President Obama continued to press for a maximalist debt limit deal in a White House press conference today, saying that “I’m prepared to take on significant heat from my party to get something done.” However, he made a few key statements that give insight into the negotiations.
First of all, Obama said that, without Republicans budging on revenue, “I don’t think something’s going to get done. If their proposition is my way or the highway, I don’t see us getting a deal.” That would hold for a maximalist, grand bargain deal of $4 trillion, or a medium-sized deal of $2 trillion. Obama said that Democrats in the Senate would have to agree to a deal, and that House Democratic votes would be needed to pass any deal. “I will not accept a deal in which I (meaning a rich person -ed.) am asked to do nothing, while a parent out there struggling to figure out how to get a kid to college will have a couple thousand less in student loans.”
Second, he said that he would want an extension of the payroll tax cut to be a component of an overall deal, as a stimulative measure. He did not specify whether that would be an extension on the employee side or adding an employer-side payroll tax cut to it. He said that “It wouldn’t be (the stimulus package that) I would design, but it does make a difference.”
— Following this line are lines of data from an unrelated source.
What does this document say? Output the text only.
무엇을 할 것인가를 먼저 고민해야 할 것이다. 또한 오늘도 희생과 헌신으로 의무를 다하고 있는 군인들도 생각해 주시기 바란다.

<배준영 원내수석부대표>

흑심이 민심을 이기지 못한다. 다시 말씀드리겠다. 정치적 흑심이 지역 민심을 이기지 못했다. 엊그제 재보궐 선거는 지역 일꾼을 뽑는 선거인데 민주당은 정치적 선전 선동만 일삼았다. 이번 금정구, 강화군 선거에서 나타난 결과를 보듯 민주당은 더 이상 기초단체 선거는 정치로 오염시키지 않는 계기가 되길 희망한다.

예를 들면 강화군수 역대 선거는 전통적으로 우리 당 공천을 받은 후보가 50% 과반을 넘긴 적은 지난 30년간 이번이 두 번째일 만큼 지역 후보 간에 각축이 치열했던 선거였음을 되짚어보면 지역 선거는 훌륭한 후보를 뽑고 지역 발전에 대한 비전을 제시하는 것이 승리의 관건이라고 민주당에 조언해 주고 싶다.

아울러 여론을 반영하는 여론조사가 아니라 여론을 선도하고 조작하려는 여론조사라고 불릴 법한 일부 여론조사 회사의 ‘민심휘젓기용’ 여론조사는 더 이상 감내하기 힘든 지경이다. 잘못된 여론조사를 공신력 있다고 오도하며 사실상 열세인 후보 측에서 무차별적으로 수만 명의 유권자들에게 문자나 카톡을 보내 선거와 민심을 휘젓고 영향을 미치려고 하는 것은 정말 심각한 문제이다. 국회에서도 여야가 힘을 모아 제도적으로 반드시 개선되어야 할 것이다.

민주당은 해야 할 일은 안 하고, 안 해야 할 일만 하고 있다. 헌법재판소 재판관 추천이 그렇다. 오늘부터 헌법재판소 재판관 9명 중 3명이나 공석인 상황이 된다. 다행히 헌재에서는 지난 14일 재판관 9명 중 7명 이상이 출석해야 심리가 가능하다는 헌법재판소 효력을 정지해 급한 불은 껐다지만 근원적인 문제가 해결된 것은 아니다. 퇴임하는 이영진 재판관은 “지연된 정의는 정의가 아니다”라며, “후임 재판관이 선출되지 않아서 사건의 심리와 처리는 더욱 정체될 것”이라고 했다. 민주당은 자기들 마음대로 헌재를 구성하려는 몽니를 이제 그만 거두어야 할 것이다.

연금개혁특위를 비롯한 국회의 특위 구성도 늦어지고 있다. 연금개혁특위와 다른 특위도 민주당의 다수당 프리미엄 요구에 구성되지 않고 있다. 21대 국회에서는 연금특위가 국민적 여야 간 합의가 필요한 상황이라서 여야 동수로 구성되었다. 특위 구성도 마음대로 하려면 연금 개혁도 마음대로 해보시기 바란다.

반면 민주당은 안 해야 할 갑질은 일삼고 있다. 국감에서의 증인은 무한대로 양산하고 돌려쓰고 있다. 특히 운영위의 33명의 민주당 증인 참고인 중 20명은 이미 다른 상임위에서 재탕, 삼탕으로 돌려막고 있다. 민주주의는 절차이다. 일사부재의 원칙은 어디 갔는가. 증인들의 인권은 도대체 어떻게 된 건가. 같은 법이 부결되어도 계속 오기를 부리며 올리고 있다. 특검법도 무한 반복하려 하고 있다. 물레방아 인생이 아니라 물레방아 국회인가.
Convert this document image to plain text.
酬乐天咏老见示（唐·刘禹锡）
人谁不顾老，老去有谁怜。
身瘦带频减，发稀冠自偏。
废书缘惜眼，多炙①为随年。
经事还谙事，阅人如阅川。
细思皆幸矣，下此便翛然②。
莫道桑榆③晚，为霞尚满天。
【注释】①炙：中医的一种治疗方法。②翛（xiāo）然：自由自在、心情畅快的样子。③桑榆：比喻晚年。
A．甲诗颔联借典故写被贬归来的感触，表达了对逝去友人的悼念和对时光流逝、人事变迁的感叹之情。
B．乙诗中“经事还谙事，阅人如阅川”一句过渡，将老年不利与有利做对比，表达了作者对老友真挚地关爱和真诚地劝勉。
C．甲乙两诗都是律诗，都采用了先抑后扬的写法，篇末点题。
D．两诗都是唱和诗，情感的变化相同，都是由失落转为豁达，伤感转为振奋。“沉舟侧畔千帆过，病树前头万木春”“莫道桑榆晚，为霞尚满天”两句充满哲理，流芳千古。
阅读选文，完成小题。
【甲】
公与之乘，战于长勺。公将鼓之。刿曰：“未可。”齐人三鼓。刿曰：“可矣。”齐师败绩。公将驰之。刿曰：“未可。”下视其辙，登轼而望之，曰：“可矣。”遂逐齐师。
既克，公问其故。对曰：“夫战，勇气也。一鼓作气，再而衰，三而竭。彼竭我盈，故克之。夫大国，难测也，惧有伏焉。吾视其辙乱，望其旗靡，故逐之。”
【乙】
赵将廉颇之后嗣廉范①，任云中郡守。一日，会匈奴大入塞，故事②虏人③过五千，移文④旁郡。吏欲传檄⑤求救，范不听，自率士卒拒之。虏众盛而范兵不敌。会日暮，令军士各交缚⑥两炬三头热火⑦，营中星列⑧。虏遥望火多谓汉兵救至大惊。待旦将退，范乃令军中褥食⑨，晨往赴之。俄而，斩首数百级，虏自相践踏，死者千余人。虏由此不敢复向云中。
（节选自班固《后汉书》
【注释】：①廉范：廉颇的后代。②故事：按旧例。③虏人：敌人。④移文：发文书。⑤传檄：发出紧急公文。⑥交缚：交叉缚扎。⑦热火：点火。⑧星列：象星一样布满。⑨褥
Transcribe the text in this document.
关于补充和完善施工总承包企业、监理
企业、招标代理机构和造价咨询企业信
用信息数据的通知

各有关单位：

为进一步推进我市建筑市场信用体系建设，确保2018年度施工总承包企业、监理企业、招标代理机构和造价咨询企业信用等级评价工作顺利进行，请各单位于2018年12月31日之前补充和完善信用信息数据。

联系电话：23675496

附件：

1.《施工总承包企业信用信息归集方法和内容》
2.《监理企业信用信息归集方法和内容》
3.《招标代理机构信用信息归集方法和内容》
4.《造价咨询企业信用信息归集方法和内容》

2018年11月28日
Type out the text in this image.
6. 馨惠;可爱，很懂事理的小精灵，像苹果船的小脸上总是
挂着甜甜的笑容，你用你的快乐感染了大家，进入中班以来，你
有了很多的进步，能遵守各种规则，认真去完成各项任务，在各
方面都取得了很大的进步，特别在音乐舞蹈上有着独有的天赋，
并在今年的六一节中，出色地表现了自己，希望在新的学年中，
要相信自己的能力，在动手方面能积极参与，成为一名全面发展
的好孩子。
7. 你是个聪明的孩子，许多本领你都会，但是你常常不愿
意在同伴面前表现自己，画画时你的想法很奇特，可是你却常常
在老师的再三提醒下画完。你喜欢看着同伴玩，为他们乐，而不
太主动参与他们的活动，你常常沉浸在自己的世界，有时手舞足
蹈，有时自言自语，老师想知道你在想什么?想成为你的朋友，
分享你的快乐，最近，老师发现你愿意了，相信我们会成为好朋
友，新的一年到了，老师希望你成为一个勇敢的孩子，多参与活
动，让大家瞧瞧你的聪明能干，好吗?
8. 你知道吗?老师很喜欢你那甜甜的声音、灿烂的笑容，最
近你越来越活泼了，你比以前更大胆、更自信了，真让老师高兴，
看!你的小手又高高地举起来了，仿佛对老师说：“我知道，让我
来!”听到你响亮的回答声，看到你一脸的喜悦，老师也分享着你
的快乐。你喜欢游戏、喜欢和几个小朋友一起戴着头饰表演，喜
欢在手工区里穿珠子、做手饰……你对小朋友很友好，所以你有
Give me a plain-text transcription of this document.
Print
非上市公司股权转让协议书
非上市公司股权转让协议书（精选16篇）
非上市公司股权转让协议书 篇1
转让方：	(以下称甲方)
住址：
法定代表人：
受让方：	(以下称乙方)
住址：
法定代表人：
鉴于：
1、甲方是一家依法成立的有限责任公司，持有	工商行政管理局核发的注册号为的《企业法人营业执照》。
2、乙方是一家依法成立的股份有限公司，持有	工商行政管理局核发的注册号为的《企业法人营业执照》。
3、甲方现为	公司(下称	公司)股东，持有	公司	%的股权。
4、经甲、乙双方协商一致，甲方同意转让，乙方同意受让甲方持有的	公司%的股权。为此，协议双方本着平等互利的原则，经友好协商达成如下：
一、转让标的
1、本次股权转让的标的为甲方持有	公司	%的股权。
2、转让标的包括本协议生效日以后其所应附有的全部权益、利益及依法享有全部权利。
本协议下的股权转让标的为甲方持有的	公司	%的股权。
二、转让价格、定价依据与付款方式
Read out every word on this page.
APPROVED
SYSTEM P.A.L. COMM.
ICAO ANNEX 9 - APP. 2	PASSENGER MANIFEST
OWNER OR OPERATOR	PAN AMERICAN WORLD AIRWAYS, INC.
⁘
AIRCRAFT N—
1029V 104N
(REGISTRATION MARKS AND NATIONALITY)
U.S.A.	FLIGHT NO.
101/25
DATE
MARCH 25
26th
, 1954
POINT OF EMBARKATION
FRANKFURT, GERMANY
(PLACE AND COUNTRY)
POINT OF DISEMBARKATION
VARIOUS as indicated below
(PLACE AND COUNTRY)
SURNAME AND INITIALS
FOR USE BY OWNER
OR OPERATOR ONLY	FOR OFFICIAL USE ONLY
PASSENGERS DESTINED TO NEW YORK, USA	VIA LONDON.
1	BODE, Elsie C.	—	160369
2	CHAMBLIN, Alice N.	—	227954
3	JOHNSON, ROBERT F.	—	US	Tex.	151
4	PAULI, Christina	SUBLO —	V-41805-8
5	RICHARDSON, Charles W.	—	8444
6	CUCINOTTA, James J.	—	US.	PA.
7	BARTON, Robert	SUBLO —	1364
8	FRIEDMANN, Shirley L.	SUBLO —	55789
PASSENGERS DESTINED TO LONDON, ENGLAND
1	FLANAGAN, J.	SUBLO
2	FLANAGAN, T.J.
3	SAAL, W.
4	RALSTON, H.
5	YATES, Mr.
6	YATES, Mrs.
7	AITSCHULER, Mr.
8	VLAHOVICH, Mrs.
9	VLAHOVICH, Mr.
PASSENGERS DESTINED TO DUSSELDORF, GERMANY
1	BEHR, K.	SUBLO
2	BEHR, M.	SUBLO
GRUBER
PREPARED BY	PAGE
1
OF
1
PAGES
Third, he acknowledged that none of the tax increases would hit in 2011 or 2012. “Nobody’s looking to raise taxes right now,” Obama said. They would start in 2013, in the bigger package, and the President alluded to letting the top-level Bush tax cuts expire that time, as well as allowing certain tax loopholes to expire. He looped back to the payroll tax cuts by saying that the only tax increase looming is that one, if it were allowed to expire at the end of 2011. “I have bent over backwards to work with Republicans,” he added, which didn’t need to be said, I don’t think.
Whether you think the insistence on a big deal that would include cuts to entitlements is a tactic or sincerely felt, it’s clear that the President believes strongly in getting it done. He echoed Bob Dole’s comment about everybody getting in the boat so it doesn’t tip over. He is clearly willing to be unpopular among his party in order to get a deal done, which is says is a component of how to improve the economy, although not the only part. “We should eat our peas,” he said, adding that “I have a stake in John Boehner successfully persuading his caucus that this is the right thing to do. Just like he has a stake in me persuading my caucus.”
On cutting entitlements, he made his pitch thusly. “Medicare in particular will run out of money and we will not be able to sustain that program… If you’re a progressive who cares about the integrity of Medicare and Social Security and Medicaid, then we have an obligation to make sure we make those changes required to make it sustainable on those terms… We won’t make progress on the values we care about without getting our fiscal house in order. If you care about those things, then you’ve got to be interested in figuring out how we pay for all that in a responsible way.” As for Social Security, which he acknowledged is not the source of any deficit problems, he basically said that, as long as we’re doing a big deal, we might as well throw that in. “The reason to include that in this package is, if you’re going to take a bunch of tough votes, you might as well do it now,” Obama said. He did not specify the changes.
So tactical or not, he’s certainly committed to a big deal that includes trimming benefits and some revenues, in a ratio massively tilted toward cuts. “I would want more revenues, and fewer cuts to programs for middle class families,” he said. “But that’s the point. I’m willing to move in their direction to get something done. And that’s what compromise entails.”
He concluded that getting the deficit conversation out of the way would enable the country to move with a laser focus to jobs and investment. I don’t know why anyone would think that deficits could be taken off the table forever, but that’s his argument.
At times, Obama seemed to acknowledge that there’s a much bigger problem in the country than our deficits. He cited the lack of aid to states as driving a recession in the public sector, with the biggest job losses there. He said that he didn’t think solving the debt problem automatically solves the unemployment problem. He said that a strong jobs agenda would be needed, highlighting the desire for an infrastructure bank. But he simply said that “I’m operating under some political constraints here.” And he seemed to want to box in Republicans with their own rhetoric. “(Reducing the deficit) is the primary solution the Republicans have offered with regard to jobs. This is what they claim would be the single biggest boost to business certainty and confidence. So what’s the holdup?”